Predigttext 10.So.n.Trinitatis, 24.8.2014 Gö/Volk: Römer 11,25-32
25 Ich will euch, liebe Brüder, dieses Geheimnis nicht verhehlen, damit ihr euch nicht selbst für klug haltet: Verstockung ist einem Teil Israels widerfahren, so lange bis die Fülle der Heiden zum Heil gelangt ist;
26 und so wird ganz Israel gerettet werden, wie geschrieben steht (Jesaja 59,20; Jeremia 31,33): »Es wird kommen aus Zion der Erlöser, der abwenden wird alle Gottlosigkeit von Jakob.
27 Und dies ist mein Bund mit ihnen, wenn ich ihre Sünden wegnehmen werde.«
28 Im Blick auf das Evangelium sind sie zwar Feinde um euretwillen; aber im Blick auf die Erwählung sind sie Geliebte um der Väter willen.
29 Denn Gottes Gaben und Berufung können ihn nicht gereuen.
30 Denn wie ihr zuvor Gott ungehorsam gewesen seid, nun aber Barmherzigkeit erlangt habt wegen ihres Ungehorsams,
31 so sind auch jene jetzt ungehorsam geworden wegen der Barmherzigkeit, die euch widerfahren ist, damit auch sie jetzt Barmherzigkeit erlangen.
32 Denn Gott hat alle eingeschlossen in den Ungehorsam, damit er sich aller erbarme.
Wir beten: Herr, segne dein Wort an uns allen. Amen.

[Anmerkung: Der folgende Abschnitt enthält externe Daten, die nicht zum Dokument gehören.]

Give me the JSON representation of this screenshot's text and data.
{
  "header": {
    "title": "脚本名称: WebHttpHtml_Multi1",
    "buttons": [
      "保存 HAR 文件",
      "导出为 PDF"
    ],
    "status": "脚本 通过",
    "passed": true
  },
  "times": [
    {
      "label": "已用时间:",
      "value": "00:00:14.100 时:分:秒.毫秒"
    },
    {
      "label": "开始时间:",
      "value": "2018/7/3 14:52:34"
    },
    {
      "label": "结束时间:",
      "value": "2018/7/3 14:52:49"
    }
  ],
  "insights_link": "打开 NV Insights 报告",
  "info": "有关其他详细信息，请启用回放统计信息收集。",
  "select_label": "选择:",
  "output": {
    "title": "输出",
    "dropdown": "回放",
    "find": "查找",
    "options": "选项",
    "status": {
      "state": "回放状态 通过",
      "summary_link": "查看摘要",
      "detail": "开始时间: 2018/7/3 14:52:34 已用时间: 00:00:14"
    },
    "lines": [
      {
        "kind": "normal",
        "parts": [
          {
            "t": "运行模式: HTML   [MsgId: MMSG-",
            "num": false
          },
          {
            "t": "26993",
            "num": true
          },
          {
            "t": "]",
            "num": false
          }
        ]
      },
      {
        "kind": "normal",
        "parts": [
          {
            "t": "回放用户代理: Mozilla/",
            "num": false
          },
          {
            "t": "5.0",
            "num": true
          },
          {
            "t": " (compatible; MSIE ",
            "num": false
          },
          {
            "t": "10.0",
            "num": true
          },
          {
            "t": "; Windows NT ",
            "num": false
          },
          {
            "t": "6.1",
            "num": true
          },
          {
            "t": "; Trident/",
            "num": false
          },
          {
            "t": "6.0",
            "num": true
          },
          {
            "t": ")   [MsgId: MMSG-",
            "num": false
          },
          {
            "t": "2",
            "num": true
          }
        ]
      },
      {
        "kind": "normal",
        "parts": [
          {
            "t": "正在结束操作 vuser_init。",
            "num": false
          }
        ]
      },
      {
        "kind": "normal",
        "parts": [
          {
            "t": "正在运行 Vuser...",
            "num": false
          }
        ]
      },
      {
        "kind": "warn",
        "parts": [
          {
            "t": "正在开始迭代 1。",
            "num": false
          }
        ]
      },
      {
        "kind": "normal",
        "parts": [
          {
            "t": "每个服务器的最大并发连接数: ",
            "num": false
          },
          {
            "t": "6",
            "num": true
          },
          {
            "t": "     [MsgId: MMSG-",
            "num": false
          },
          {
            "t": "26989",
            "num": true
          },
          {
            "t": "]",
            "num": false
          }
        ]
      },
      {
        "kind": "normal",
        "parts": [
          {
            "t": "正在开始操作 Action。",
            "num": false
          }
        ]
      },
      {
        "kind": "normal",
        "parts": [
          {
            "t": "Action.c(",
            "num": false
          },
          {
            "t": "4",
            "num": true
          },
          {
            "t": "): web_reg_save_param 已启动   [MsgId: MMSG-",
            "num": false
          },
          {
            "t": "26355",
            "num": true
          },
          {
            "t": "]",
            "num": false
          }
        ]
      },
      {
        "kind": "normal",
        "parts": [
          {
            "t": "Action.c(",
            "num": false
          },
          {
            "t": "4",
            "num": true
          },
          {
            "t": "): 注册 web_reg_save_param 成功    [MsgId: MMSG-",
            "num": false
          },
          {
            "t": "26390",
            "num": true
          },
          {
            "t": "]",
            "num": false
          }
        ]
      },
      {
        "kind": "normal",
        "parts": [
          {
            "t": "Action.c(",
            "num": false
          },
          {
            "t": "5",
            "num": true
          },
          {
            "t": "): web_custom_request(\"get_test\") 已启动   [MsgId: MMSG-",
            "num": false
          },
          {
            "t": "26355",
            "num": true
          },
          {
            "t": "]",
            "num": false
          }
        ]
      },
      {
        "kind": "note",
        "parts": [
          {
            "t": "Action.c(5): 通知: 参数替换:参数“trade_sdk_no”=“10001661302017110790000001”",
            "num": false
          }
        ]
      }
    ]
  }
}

„Verehrte Fahrgäste! Wir legen einen außerplanmäßigen Halt ein, um einen schnelleren Zug passieren zu lassen. Wir bitten um ihr Verständnis.“ So könnte man das vielleicht in unsere Alltagswelt übertragen, was Paulus hier schildert. Die Leute in dem schnelleren Zug schauen dann vielleicht während des Überholens aus dem Fenster auf den stehenden und wartenden Zug, und mögen innerlich jubilieren: Hurra, wir fahren, die andern da stehen auf dem Abstellgleis! - Aber da schreitet Paulus mit aller Macht ein: Hütet euch davor, euch so über die anderen zu erheben: Sie stehen nicht auf dem Abstellgleis, sie warten nur, ihre Fahrt wird auch in wenigen Momenten weitergehen, - und dann werden sie – genau wir ihr – schließlich ihr Ziel erreichen. Nur um euretwillen stehen sie für eine Weile auf dem Wartegleis.

Und dann spricht Paulus von einem „Geheimnis“: „Verstockung ist einem Teil Israels widerfahren, so lange bis die Fülle der Heiden zum Heil gelangt ist.“ Nun ist es aber so, dass der Begriff des „Geheimnisses“ im Neuen Testament immer positiv besetzt ist. Er wird nicht verwendet, um etwas Negatives zu beschreiben, sondern dann, wenn es um Gottes verborgenen Heilsplan mit der Welt geht.
Die „Verstockung Israels“ kann mit dem „Geheimnis“ also nicht gemeint sein. Vielleicht kann man da eher von einem „Rätsel“ sprechen. Tatsächlich steht Paulus ja vor einem Rätsel: Was ist mit dem Volk Israel, was ist mit Gottes Volk, - warum stehen sie dem Messias, den Gott gesandt hat und auf den sie immer gewartet haben, nun ablehnend gegenüber. Und was ist mit Gottes Verheißungen? Sind die hinfällig geworden?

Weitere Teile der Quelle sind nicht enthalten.